The extraction-worker is a component that accepts JSON objects to execute simple or complex extraction maneuvres. Originally, the extraction worker was conceived as utility tool for @neume-network/extraction-worker, but it is frankly useful for any kind of task that requires downloading a bigger chunk of data from various endpoints.

The extraction worker supports: JSON-RPC, GraphQL, HTTPS, Arweave and IPFS.

Installation

npm i @attestate/extraction-worker
npm i eth-fun --no-save # to install eth-fun as a peer dependency

Usage

In general, also consider looking at the crawler's main documentation page to find out more about extraction-worker configuration options.

If you're looking to extract a single message, use the execute function.
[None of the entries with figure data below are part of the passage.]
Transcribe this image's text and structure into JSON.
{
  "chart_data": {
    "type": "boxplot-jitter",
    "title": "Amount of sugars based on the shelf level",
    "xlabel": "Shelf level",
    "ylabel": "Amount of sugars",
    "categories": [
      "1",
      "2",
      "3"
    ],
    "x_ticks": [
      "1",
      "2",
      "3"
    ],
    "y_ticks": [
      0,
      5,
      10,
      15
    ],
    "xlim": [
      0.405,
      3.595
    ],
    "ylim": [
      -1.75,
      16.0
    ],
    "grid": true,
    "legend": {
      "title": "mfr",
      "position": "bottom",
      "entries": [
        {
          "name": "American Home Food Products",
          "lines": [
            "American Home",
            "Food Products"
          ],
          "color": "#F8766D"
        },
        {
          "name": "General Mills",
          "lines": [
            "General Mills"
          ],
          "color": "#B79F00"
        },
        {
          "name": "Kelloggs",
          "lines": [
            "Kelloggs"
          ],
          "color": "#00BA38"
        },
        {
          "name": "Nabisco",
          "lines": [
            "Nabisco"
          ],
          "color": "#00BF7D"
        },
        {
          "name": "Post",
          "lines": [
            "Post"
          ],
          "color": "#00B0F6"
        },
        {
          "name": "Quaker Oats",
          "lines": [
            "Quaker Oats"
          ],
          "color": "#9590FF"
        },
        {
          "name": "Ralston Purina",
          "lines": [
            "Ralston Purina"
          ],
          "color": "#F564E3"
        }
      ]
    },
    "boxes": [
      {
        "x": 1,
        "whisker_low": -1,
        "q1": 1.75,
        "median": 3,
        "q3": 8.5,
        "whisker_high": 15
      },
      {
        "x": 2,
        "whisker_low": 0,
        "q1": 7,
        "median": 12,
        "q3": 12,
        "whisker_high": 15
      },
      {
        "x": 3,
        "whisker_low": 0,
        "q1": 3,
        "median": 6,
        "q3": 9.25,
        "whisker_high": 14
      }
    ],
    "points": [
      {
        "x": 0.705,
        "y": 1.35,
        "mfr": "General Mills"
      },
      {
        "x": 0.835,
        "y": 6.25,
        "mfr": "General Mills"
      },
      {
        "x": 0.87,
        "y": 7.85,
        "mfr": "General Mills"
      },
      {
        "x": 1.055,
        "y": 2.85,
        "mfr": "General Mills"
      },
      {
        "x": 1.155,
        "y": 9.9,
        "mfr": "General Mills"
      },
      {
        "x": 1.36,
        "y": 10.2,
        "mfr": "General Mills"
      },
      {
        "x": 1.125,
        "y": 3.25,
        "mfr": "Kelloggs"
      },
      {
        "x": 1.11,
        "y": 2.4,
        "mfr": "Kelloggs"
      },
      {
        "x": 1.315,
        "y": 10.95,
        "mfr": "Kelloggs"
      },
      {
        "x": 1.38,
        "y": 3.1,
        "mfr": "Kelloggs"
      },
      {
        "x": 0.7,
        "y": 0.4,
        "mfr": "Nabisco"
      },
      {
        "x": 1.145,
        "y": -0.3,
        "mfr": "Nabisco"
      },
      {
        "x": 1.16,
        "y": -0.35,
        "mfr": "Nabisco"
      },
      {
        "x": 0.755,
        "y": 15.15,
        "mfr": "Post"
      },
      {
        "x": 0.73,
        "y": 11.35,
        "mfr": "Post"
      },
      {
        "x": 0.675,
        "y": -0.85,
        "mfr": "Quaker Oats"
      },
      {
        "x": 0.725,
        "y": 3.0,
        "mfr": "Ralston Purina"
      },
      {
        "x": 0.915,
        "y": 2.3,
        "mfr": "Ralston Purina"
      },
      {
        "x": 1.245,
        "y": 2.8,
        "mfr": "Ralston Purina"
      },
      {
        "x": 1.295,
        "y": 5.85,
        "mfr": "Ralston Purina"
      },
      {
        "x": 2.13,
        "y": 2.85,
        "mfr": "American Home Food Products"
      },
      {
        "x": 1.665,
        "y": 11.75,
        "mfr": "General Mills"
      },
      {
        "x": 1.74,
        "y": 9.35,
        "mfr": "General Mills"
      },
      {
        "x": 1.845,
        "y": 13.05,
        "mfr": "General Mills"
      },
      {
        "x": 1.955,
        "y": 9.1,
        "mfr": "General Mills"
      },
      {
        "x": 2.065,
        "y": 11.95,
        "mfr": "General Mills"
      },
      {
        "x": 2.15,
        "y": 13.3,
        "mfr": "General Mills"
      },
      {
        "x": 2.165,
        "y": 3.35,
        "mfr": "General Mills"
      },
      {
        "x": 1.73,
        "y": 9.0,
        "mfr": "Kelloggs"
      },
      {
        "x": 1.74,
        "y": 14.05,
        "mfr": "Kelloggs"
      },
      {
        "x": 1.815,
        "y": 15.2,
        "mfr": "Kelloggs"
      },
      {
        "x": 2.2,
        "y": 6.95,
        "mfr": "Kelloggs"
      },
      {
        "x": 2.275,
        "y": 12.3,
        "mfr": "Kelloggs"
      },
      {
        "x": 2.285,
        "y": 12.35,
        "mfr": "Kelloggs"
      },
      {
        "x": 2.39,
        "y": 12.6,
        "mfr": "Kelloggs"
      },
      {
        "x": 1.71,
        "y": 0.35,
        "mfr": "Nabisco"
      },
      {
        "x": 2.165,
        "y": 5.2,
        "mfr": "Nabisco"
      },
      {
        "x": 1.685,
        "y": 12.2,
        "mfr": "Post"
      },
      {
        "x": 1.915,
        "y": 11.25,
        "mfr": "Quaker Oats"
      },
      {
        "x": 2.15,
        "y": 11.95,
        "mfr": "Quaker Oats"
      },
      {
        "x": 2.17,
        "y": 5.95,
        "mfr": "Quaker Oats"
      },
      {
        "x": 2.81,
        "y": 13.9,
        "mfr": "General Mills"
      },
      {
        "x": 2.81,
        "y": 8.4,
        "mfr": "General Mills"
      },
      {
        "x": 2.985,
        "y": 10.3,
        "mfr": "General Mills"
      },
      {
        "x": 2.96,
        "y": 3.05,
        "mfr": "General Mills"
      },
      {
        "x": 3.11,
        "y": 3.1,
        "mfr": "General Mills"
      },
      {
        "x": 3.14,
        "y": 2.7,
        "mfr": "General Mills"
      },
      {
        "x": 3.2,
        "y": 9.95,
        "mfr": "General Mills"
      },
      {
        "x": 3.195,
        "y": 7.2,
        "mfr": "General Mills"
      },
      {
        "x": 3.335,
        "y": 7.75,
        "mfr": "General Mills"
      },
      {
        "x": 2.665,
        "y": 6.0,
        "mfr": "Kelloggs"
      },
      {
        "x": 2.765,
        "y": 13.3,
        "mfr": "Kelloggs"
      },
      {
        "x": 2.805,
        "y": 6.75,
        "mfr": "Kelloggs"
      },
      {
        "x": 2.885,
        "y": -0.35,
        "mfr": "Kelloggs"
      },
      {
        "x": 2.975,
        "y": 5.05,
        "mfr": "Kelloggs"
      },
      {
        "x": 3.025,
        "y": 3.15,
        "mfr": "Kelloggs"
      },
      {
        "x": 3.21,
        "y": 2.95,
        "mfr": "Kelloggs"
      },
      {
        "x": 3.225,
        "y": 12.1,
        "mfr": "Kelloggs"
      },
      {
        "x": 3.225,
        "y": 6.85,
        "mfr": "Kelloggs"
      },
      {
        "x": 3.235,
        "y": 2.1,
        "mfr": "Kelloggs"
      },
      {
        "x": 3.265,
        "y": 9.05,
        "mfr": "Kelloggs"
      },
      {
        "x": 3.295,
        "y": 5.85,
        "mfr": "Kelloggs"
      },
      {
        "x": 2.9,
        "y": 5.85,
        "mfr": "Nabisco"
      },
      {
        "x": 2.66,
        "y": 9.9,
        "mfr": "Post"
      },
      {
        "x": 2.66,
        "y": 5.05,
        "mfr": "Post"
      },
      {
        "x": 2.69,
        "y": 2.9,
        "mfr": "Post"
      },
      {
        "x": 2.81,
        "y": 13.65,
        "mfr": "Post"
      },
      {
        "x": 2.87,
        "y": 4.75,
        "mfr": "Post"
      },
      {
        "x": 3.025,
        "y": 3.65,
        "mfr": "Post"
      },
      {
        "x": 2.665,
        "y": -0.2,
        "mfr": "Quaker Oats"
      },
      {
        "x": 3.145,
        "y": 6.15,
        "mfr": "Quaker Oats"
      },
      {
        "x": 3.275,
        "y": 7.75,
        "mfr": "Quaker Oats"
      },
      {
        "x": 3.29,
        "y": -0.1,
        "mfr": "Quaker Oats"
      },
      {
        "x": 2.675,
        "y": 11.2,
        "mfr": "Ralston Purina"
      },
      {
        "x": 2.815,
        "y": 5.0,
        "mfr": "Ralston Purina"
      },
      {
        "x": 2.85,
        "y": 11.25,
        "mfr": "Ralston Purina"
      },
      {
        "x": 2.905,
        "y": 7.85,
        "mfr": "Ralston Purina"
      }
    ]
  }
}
import { execute } from "@attestate/extraction-worker";

const message = {
  version: "0.0.1",
  type: "json-rpc",
  method: "eth_getTransactionReceipt",
  params: [
    "0xed14c3386aea0c5b39ffea466997ff13606eaedf03fe7f431326531f35809d1d",
  ],
  options: {
    url: "https://..."
  }
};

const outcome = await execute(message);

if (!outcome.results) {
  console.error(outcome.error);
  return;
}
console.log(outcome.results);

Else, you can use the extraction worker to stream tasks. For that, you'll need to create a worker execution module

worker_start.mjs

import "dotenv/config";
import { Worker, isMainThread, workerData } from "worker_threads";

import logger from "./logger.mjs";
import { run } from "@attestate/extraction-worker";

const log = logger("start");
const module = {
  defaults: {
    workerData: {
      queue: {
        options: {
          concurrent: 1,
        },
      },
    },
  },
};

if (isMainThread) {
  log("Detected mainthread: Respawning extractor as worker_thread");
  // INFO: We're launching this file as a `Worker` when the mainthread is
  // detected as this can be useful when running it without an accompanying
  // other process.
  new Worker(__filename, { workerData: module.defaults.workerData });
} else {
  run();
}

You can then execute it as follows

import { once } from "events";
import { Worker } from "worker_threads";

const worker = new Worker(workerPath, {
  workerData: {
    queue: {
      options: {
        concurrent: 1,
      },
    },
  },
});

const message = {
  version: "0.0.1",
  type: "json-rpc",
  method: "eth_getTransactionReceipt",
  params: [
    "0xed14c3386aea0c5b39ffea466997ff13606eaedf03fe7f431326531f35809d1d",
  ],
  options: {
    url: "https://..."
  }
};
worker.postMessage(message);
const [outcome] = await once(w, "message");

if (!outcome.results) {
  console.error(outcome.error);
  return;
}
console.log(outcome.results);

License

GPL-3.0-only, see LICENSE file for details.